In the ALS XZ rule we need that the x is restricted common.
Now when we have that any other common must appear in the union of A and B.
However if x is common but not restricted it does not work but if lets say in B the only place that is consistent with appearance also in A is the only place that other candidate lets say y can appear in B then we get.
If x not appear in A then z appear in A
If x not appear in B then z appear in B
if x appear in BOTH A and B then y will not appear in B and then we get that z appear in B.

[Myth Jellies]

Bennys,

Do you think this new rule is useful?

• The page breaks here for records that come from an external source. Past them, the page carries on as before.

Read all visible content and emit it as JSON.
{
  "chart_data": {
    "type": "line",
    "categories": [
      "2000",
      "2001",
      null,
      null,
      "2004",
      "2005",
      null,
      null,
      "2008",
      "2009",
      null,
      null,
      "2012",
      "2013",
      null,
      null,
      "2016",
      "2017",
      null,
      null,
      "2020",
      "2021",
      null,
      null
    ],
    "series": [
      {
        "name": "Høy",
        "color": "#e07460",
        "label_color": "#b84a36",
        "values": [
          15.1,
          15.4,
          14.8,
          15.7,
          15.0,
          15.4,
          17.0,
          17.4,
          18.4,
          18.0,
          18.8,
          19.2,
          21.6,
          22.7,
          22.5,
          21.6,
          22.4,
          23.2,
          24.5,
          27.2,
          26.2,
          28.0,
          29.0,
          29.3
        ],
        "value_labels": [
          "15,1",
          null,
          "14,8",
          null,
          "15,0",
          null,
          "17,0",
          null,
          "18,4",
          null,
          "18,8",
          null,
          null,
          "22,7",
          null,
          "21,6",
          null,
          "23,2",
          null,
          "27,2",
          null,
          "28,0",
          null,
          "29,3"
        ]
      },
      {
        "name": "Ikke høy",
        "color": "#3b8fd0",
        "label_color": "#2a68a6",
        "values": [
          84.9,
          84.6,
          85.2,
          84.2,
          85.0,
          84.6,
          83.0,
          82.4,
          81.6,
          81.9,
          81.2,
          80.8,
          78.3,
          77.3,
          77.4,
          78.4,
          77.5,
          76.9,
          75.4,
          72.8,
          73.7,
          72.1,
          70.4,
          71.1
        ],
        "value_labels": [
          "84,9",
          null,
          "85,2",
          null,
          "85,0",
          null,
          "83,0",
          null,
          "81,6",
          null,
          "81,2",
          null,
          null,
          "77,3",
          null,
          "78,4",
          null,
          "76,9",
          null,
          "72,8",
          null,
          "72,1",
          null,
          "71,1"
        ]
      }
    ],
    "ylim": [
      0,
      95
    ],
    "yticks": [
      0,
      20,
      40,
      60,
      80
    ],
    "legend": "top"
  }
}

As Jeff pointed out, you could have used the following which required no extras to the xz-rule to eliminate the same candidate 4 in r3c8.

Code: Select all

+-------------+-------------+-------------+
|*139 6   8   | 14  5   2   |^49  7   13  |
|*13  124 127 | 6   17  9   | 48  5   138 |
| 159*14  157 | 147 8   3   | 2   149 6   |
+-------------+-------------+-------------+
| 4   12  6   | 157 127 15  | 3   8   9   |
| 8   5   9   | 3   4   6   | 1   2   7   |
| 7   3   12  | 9   12  8   | 5   6   4   |
+-------------+-------------+-------------+
| 26  7   3   | 15  9   145 | 68  14  28  |
| 156 8   145 | 2   3   7   | 469 149 15  |
| 125 9   145 | 8   6   14  | 7   3   125 |
+-------------+-------------+-------------+

A={R1C1,R2C1,R3C2}
B={R1C7}
x=9
z=4


Do you have another example where the simpler xz-rule would not apply?

[bennys]

Actually I start to think that you can all ways remove the that cell from B and use the regular rule.